TABLE 1. CXX Class Heirarchy
Object
	Type
	Module
	Integer
	Float
	Long
	Complex
	Char (Strings of length 1)
	SeqBase<T>
		Sequence (= SeqBase<Object>)
		String
		Tuple
		List
		Array (NumPy array)
	MapBase<T>
		Mapping (= MapBase<Object>)
		Dict
Exception
	StandardError
		IndexError
		RuntimeError
	... (more classes corresponding to the Python exception heirarchy).

In addition there are a number of functions defined at the global (namespace Py) level. These include the usual binary arithmetic operators and stream output operators.

The second part of CXX is more experimental; it is an attempt to make it easier to construct your own objects and extension modules, without having to construct odd-looking tables and use mysterious non-standard constructions such as the infamous "staticforward" declaration. Barry Scott has substantially revised this section of CXX with some assistance from Paul Dubois.

Scott's new extension facilities for creating Python modules are now quite satisfying. For example, here is the coding to create a Python extension module named "example" containing a method "sum" that adds its floating-point arguments:

class example_module : public ExtensionModule<example_module>
{
public:
	example_module(): ExtensionModule<example_module> ("example" )
	{
		add_varargs_method ("sum", ex_sum, 
			"sum (arglist) = sum of arguments");
		
		initialize ( "documentation for  module" );
	}
 
	virtual ~example_module () {}
 
private:
	Object ex_sum (const Tuple &a)
	{
		Float f (0.0);
		for( int i = 0; i < a.length (); i++ )
		{    
			f = f + Float (a[i]);
		}
		return f;
	}
}

Note the support provided by the CXX machinery. For example, if one of the arguments to "sum" is not a Python floating-point number, an exception is thrown, any temporary objects such as f are cleaned up, and a Python exception results.

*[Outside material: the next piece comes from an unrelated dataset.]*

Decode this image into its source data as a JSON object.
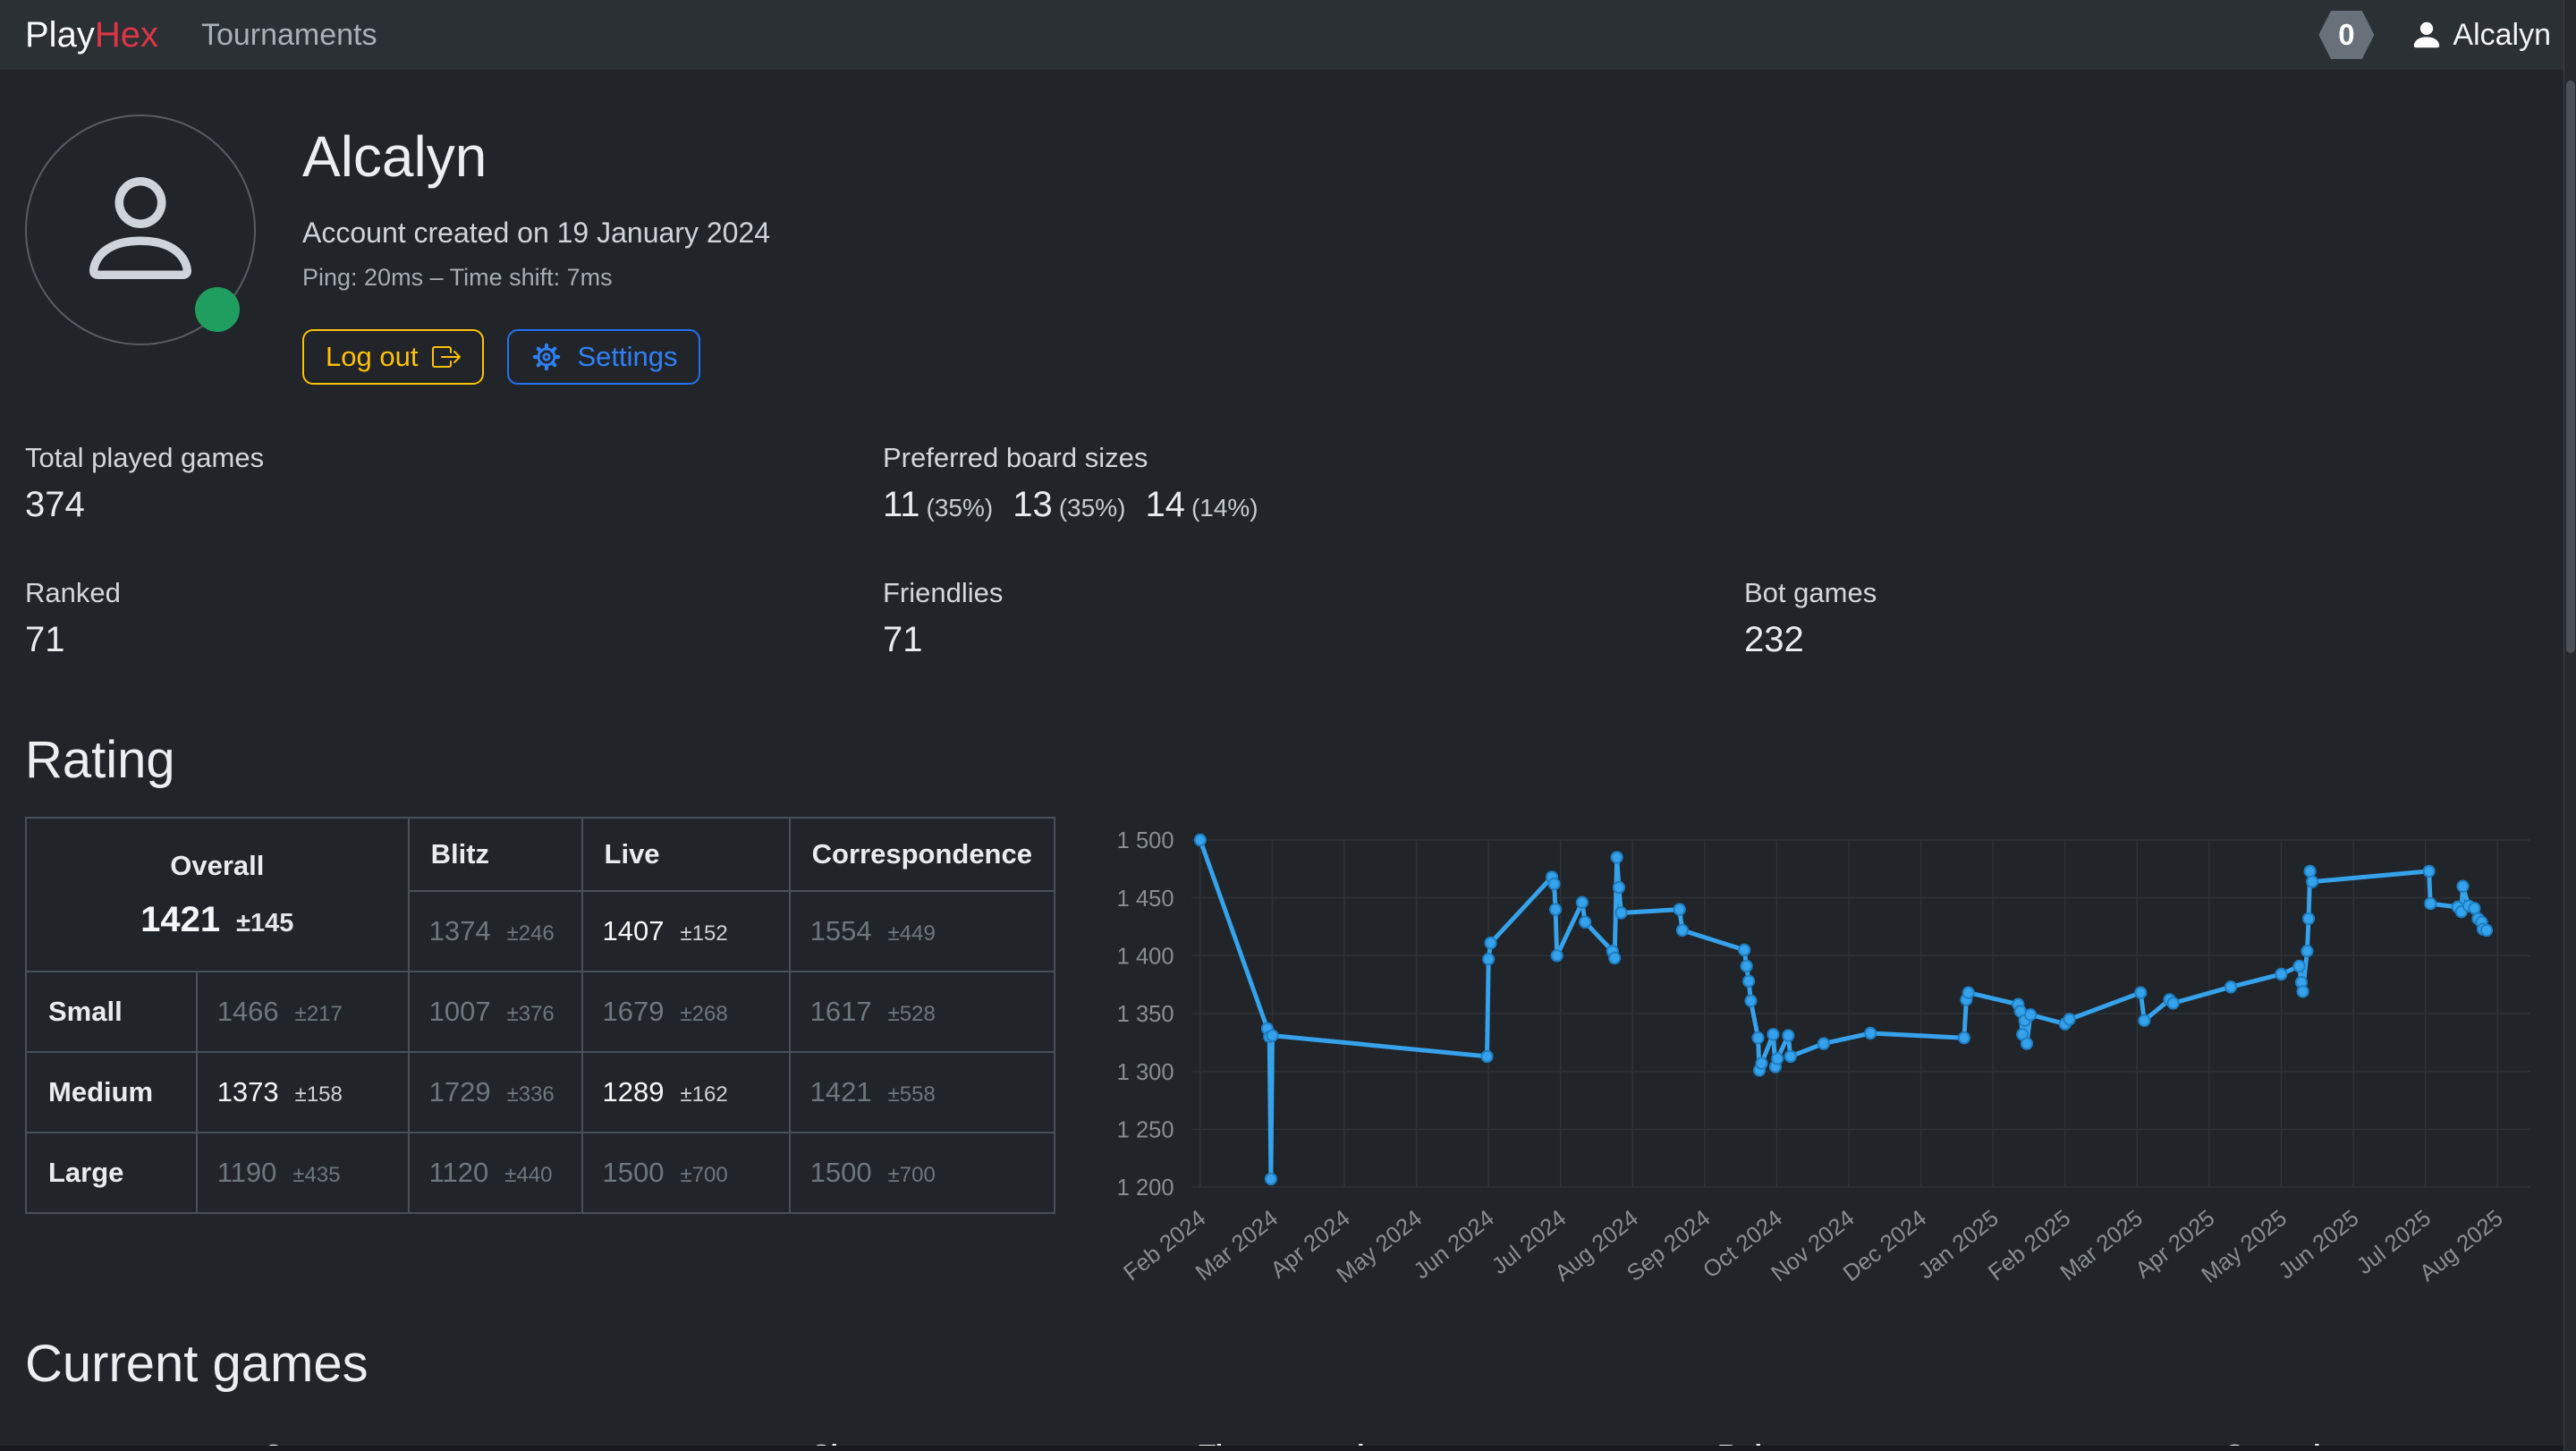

Now we add the initialization routine Python requires, which now must only construct a permanent instance of our module class:

void initexample()
{
	static example_module *example = 
			new example_module;
}

 

This example has been simplified from the one in the CXX package for expository purposes. Potential users should consult the files in the Demo directory for further examples, including use of the new extension object facility.

 

4.0 References

  1. This work was produced at the University of California, Lawrence Livermore National Laboratory (UC LLNL) under contract no. W-7405-ENG-48 (Contract 48) between the U.S. Department of Energy (DOE) and The Regents of the University of California (University) for the operation of UC LLNL. The views and opinions of the authors expressed herein do not necessarily state or reflect those of the United States Government or the University of California, and shall not be used for advertising or product endorsement purposes.
  2. Bertrand Meyer, "Object-Oriented Software Construction", 2nd Edition, Prentice-Hall, N.J., 1998.
  3. Beazley, D.M. "SWIG and automated C/C++ scripting extensions". In Dr. Dobb's Journal, 282 (Feb. 1998),p. 30-36.
  4. P. F. Dubois, "A facility for extending Python in C++", in Proceedings of the Seventh Internation Python Conference , Foretec Seminars, Reston, VA, 1998. pp. 61-68.